Campbell v. Florian

Decision Date20 August 2020
Docket NumberNo. 19-6417,19-6417
Citation972 F.3d 385
Parties Marion Katrell CAMPBELL, on behalf of himself and all others similarly situated, Plaintiff – Appellee, v. Chris FLORIAN; David Tatarsky, Defendants – Appellants, and South Carolina Department of Corrections; Brian P. Stirling, Director of South Carolina Department of Corrections, Defendants.
CourtU.S. Court of Appeals — Fourth Circuit

ARGUED: Charles Clifford Rollins, RICHARDSON PLOWDEN & ROBINSON, P.A., Columbia, South Carolina, for Appellants. Christopher P. Kenney, RICHARD A. HARPOOTLIAN P.A., Columbia, South Carolina, for Appellee. ON BRIEF: Eugene H. Matthews, RICHARDSON PLOWDEN & ROBINSON, P.A., Columbia, South Carolina, for Appellants. Richard A. Harpootlian, RICHARD A. HARPOOTLIAN P.A., Columbia, South Carolina; Charles W. Whetstone, Jr., Cheryl F. Perkins, WHETSTONE, PERKINS & FULDA, LLC, Columbia, South Carolina; Philip A. Berlinsky, BERLINSKY AND LING, LLC, North Charleston, South Carolina, for Appellee.

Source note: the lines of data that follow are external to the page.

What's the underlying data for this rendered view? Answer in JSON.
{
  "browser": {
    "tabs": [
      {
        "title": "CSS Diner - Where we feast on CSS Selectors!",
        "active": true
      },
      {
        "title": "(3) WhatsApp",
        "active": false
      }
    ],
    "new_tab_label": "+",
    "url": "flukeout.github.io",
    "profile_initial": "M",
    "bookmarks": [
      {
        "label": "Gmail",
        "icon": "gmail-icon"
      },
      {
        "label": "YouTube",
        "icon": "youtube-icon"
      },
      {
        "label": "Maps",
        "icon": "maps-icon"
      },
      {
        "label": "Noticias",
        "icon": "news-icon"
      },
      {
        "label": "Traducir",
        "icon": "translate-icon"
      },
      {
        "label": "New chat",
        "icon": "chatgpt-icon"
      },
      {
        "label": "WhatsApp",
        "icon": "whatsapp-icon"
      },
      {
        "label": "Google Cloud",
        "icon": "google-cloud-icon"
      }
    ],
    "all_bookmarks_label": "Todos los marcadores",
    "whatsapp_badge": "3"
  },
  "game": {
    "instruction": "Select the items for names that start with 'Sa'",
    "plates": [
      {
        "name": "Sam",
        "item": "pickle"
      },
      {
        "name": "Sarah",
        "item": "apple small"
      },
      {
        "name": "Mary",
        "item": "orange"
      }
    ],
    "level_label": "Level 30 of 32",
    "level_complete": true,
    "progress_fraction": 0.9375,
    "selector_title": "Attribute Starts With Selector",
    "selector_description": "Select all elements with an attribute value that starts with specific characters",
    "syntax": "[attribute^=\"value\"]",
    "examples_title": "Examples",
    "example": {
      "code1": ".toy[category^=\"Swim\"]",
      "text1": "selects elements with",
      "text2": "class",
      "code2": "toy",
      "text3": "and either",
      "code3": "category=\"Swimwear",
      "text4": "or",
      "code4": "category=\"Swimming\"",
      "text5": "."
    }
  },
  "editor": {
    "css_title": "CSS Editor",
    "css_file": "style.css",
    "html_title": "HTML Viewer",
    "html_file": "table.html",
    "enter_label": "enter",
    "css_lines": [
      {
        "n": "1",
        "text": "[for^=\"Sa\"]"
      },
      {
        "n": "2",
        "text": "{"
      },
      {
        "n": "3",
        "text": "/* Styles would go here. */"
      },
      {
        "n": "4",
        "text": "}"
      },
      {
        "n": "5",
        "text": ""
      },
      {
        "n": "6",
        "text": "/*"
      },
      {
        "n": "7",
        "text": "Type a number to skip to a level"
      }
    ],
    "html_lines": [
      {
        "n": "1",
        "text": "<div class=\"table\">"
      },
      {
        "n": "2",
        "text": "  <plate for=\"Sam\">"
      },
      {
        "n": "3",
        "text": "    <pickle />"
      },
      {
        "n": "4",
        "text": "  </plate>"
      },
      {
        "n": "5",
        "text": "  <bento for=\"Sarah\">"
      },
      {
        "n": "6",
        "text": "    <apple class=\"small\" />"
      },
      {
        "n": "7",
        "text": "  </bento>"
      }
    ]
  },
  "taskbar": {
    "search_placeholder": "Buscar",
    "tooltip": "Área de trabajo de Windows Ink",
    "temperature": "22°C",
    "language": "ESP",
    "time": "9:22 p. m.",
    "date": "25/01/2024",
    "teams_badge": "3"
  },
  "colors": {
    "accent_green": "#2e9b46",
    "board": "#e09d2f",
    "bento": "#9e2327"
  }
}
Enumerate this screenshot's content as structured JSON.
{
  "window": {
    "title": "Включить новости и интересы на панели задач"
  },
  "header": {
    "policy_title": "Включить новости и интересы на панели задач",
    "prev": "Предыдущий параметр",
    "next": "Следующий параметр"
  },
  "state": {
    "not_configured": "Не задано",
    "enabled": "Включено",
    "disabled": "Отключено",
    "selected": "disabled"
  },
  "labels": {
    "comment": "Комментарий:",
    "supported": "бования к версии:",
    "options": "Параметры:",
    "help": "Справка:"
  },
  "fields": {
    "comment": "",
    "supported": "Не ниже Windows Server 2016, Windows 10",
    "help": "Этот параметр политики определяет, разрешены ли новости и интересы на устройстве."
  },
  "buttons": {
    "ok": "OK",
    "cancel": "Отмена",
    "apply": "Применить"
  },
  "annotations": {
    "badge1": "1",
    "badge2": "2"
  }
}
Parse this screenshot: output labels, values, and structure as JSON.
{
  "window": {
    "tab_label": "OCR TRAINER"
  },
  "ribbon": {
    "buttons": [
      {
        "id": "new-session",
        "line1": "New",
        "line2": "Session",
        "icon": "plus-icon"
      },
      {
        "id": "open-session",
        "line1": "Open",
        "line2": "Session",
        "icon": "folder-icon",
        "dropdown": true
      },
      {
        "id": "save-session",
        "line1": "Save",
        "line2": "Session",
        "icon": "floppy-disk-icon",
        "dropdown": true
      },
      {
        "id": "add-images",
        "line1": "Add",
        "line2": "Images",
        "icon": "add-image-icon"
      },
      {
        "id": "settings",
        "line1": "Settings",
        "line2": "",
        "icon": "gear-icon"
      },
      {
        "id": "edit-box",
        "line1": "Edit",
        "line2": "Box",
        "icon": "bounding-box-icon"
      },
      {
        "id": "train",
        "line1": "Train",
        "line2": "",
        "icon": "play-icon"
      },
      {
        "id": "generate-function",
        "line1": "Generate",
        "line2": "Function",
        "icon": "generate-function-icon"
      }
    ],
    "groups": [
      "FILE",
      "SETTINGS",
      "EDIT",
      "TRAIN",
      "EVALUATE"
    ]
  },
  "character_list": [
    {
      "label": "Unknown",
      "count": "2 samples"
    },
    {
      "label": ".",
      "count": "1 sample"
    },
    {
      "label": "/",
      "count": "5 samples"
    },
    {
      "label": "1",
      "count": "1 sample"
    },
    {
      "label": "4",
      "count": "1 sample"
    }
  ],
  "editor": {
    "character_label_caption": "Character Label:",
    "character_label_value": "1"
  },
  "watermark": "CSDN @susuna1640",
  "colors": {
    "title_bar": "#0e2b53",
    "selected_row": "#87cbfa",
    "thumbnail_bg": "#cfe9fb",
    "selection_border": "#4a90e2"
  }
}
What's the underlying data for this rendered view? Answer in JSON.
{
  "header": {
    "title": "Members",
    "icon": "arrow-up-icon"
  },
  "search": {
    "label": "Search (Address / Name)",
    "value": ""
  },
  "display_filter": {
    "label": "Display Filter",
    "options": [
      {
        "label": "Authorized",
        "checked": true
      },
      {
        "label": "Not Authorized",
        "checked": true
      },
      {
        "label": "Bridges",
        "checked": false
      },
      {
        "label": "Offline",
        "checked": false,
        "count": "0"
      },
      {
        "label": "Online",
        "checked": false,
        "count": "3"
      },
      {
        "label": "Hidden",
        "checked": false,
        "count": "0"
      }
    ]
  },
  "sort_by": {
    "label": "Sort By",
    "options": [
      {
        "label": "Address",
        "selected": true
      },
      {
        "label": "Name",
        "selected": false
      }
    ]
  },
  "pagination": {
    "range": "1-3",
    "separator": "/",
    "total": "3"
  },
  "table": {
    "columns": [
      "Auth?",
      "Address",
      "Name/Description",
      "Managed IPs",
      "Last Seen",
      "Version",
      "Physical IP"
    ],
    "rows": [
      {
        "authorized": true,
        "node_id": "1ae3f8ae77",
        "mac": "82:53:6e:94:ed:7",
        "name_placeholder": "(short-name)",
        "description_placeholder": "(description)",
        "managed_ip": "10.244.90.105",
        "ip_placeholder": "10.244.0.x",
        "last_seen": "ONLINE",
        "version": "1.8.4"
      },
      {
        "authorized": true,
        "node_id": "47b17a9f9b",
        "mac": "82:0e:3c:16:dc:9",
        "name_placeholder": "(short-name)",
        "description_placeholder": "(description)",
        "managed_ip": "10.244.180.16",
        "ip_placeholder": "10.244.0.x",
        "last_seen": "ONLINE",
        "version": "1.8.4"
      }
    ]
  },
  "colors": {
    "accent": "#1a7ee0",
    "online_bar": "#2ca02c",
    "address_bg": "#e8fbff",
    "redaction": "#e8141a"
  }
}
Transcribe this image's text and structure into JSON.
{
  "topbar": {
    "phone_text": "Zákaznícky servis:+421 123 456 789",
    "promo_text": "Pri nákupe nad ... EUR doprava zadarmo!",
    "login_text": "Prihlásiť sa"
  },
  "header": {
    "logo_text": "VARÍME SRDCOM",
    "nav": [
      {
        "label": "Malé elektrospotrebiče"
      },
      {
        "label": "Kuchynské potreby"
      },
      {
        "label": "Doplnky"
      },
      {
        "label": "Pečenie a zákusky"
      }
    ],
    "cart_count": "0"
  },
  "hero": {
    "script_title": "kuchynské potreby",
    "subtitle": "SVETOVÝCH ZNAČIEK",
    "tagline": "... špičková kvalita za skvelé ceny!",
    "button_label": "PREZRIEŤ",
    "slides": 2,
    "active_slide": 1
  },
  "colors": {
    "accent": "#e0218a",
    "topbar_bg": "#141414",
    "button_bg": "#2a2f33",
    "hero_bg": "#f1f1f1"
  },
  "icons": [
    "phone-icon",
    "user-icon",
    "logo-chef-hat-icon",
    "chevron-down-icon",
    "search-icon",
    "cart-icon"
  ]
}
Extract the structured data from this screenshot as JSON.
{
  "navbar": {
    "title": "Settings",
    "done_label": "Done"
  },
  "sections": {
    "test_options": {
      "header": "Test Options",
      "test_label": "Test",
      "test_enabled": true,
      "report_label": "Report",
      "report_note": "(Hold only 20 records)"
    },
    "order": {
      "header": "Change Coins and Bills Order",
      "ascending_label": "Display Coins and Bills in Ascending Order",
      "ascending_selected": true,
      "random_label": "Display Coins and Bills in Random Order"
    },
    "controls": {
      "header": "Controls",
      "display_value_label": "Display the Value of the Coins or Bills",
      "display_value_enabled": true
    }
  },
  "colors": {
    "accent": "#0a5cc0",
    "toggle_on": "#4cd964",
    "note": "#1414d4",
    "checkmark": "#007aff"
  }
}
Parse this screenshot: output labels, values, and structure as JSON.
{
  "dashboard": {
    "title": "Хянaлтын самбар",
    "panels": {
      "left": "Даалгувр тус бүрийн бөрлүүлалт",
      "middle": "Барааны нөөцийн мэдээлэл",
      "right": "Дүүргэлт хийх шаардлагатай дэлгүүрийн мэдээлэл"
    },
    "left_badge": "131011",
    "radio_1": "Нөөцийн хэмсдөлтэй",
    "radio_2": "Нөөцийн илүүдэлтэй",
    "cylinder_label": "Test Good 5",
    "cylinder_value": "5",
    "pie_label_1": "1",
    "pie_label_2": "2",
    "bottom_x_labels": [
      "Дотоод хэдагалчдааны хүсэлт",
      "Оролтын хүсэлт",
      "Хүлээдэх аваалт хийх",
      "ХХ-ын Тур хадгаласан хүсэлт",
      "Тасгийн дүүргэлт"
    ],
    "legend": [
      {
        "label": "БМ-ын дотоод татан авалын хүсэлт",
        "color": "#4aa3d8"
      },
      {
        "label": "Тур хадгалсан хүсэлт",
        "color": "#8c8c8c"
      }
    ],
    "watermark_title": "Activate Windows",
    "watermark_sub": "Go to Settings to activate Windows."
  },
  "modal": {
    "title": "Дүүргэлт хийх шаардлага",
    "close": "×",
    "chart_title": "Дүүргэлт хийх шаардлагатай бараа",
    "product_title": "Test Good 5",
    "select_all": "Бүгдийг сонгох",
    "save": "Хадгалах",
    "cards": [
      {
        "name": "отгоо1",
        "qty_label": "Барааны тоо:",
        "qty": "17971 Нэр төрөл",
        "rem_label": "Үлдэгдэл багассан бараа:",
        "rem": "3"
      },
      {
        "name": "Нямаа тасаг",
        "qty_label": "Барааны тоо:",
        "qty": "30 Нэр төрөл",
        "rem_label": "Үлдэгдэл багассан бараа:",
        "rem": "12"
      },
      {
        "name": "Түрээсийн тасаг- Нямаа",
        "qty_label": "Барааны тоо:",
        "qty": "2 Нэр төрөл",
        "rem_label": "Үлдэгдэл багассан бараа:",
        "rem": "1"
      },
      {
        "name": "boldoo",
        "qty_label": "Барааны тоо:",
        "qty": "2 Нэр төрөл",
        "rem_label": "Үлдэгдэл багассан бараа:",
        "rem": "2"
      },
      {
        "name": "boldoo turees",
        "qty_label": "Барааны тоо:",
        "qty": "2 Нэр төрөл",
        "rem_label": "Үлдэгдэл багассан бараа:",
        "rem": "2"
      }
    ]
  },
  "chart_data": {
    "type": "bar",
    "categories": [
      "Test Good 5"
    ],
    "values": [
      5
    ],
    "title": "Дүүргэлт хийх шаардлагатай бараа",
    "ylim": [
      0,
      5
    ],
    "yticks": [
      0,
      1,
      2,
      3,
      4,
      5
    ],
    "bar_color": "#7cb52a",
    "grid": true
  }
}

Before NIEMEYER, AGEE, and RICHARDSON, Circuit Judges.

Reversed by published opinion. Judge Richardson wrote the opinion, in which Judge Niemeyer and Judge Agee joined.

RICHARDSON, Circuit Judge:

This suit raises interesting questions about the liability of government attorneys when an agency adopts their legal interpretation, but a court later disagrees. According to lawyers for the South Carolina Department of Corrections ("SCDC"), state law required Marion Campbell to serve at least eighty-five percent of his drug-distribution sentence before he could be released. The South Carolina Administrative Law Court agreed; the South Carolina Court of Appeals did not. Based on the appeals court's ruling, the SCDC should have freed Campbell earlier than he was actually released based on the application of work and good-conduct credits.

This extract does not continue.